In Edit default configuration, replace the default Helm values with the following:

deployment:
  kind: Deployment
  replicas: 3
ingressClass:
  enabled: true
  isDefaultClass: true
service:
  type: LoadBalancer
ports:
  websecure:
    tls:
      enabled: true

Tip: YAML is whitespace-sensitive. If deployment fails with a parsing error, verify that each level of indentation uses consistent spaces — no tabs, no trailing spaces.

Set both the application name and namespace to traefik-ingress-controller.
Click Deploy application.
Confirm that all Traefik pods are running:

kubectl get pods -n traefik-ingress-controller

All pods should reach Running status. Three replicas means the ingress layer is resilient to a single node failure.

🔒 Section 4 — Register the Control Tower: Add DNS Record

When Traefik deployed, Kapsule automatically provisioned a Scaleway Load Balancer to front the ingress controller. We now register its IP address in the DNS zone so that hostnames resolve to the cluster.

In the Network section of the side menu, select Load Balancers. Observe that a Load Balancer has been automatically created and is marked as auto-managed by Kubernetes Kapsule.
In your terminal, retrieve the Load Balancer’s external IP:

kubectl get services -n traefik-ingress-controller

List the current DNS records in your zone:

scw dns record list <dns-zone>

Add a wildcard A record pointing to the Load Balancer IP:

scw dns record add <dns-zone> \
  data=<load-balancer-IP-address> \
  name='*.training-k8s-1' \
  ttl=300 \
  type=A

Verify DNS resolution and ingress routing:

curl http://test.training-k8s-1.<dns-zone>.<extension>

Or in your browser:

http://test.training-k8s-1.<dns-zone>.<extension>

An HTTP 404 response is the expected and correct result — it confirms the request reached Traefik, which found no matching ingress rule for the test hostname. The control tower is listening.

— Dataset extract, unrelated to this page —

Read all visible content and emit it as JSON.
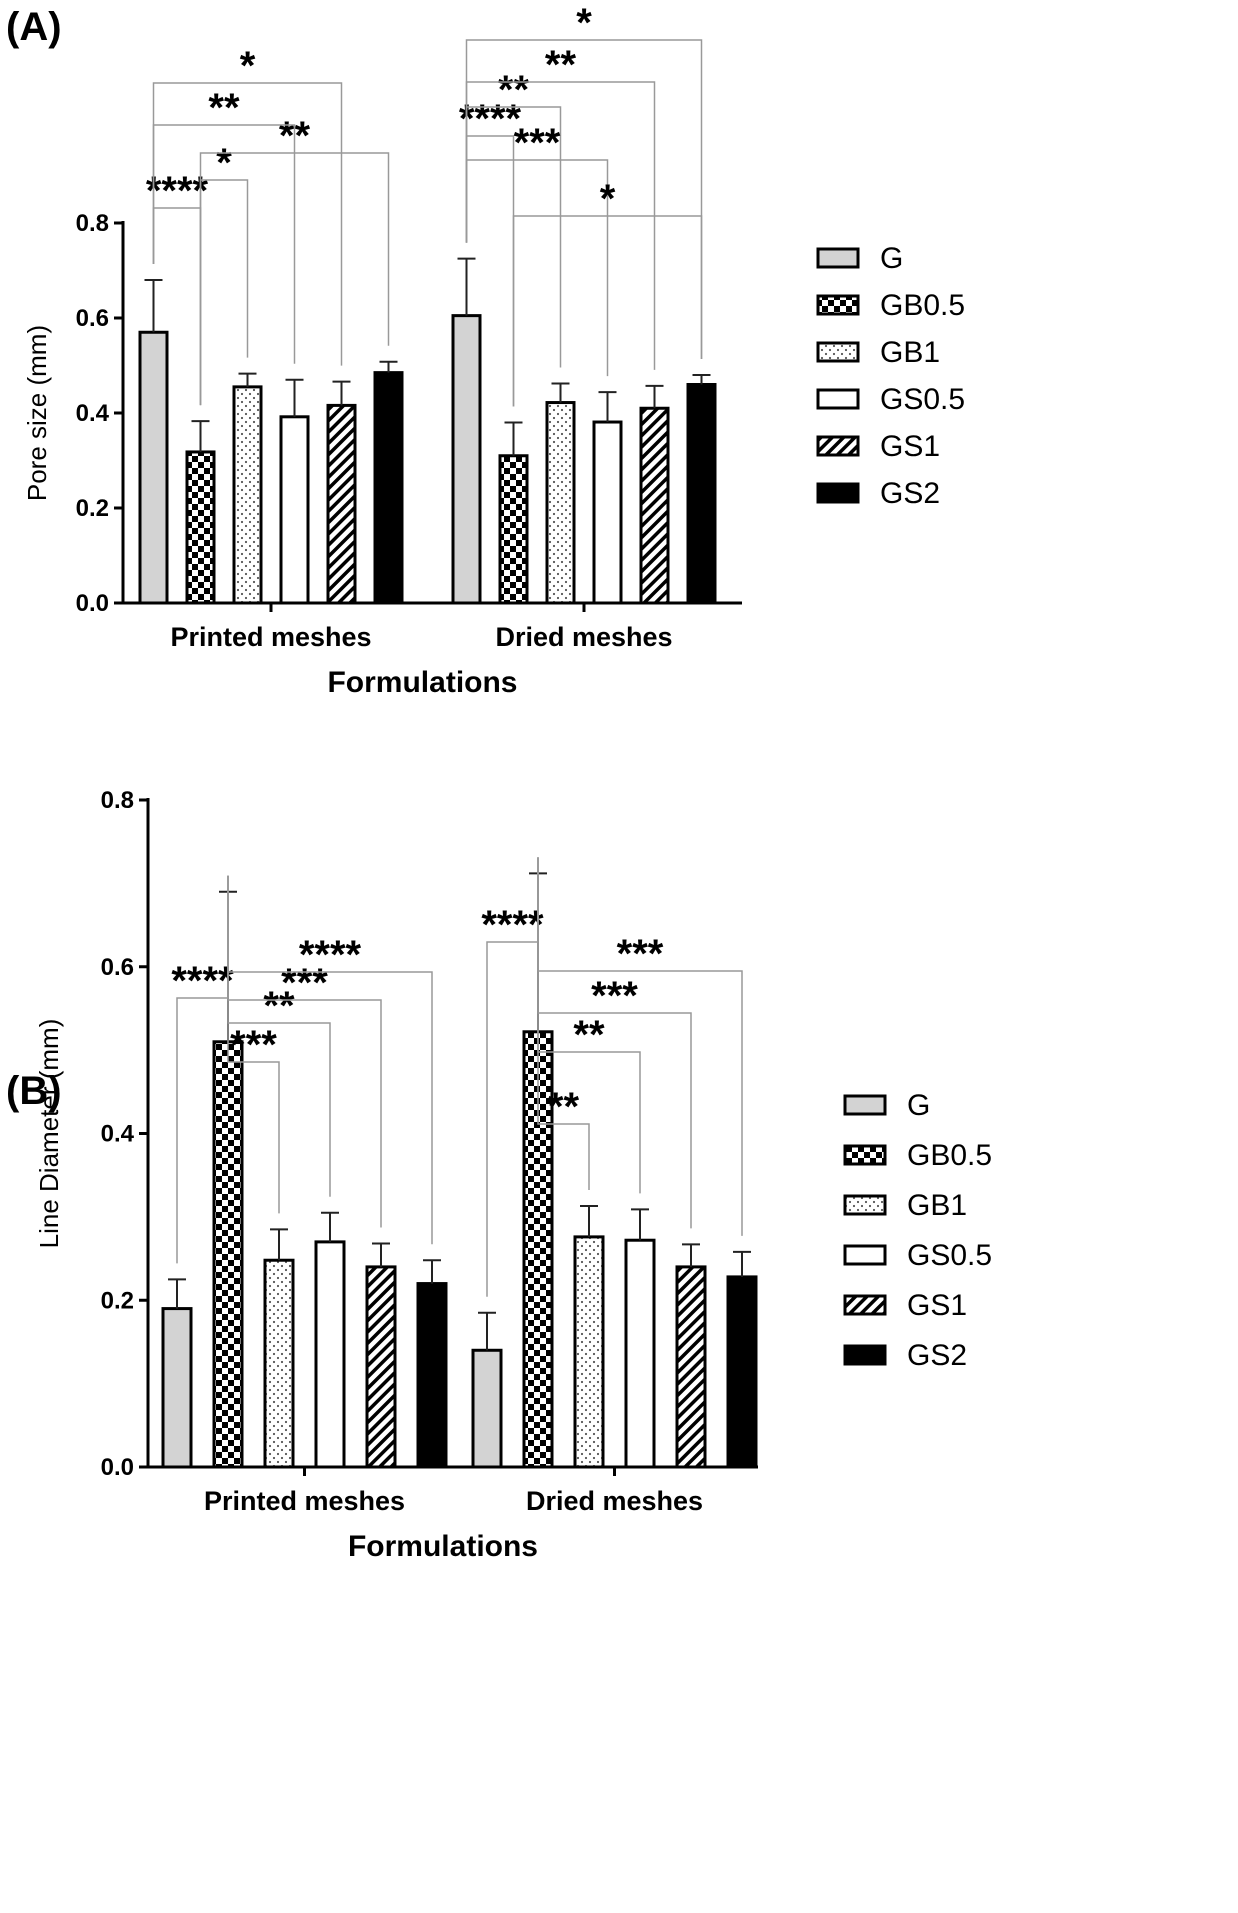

💾 Section 5 — Encrypt the Cargo Hold: Create an Encrypted Storage Class

Default Scaleway storage classes do not encrypt data at rest. For workloads that handle sensitive data — user credentials, configuration secrets, database volumes — encryption at rest is a baseline requirement.

Generate a random passphrase and encode it to Base64:

ENCRYPTION_PASSPHRASE_B64=$(openssl rand -base64 20)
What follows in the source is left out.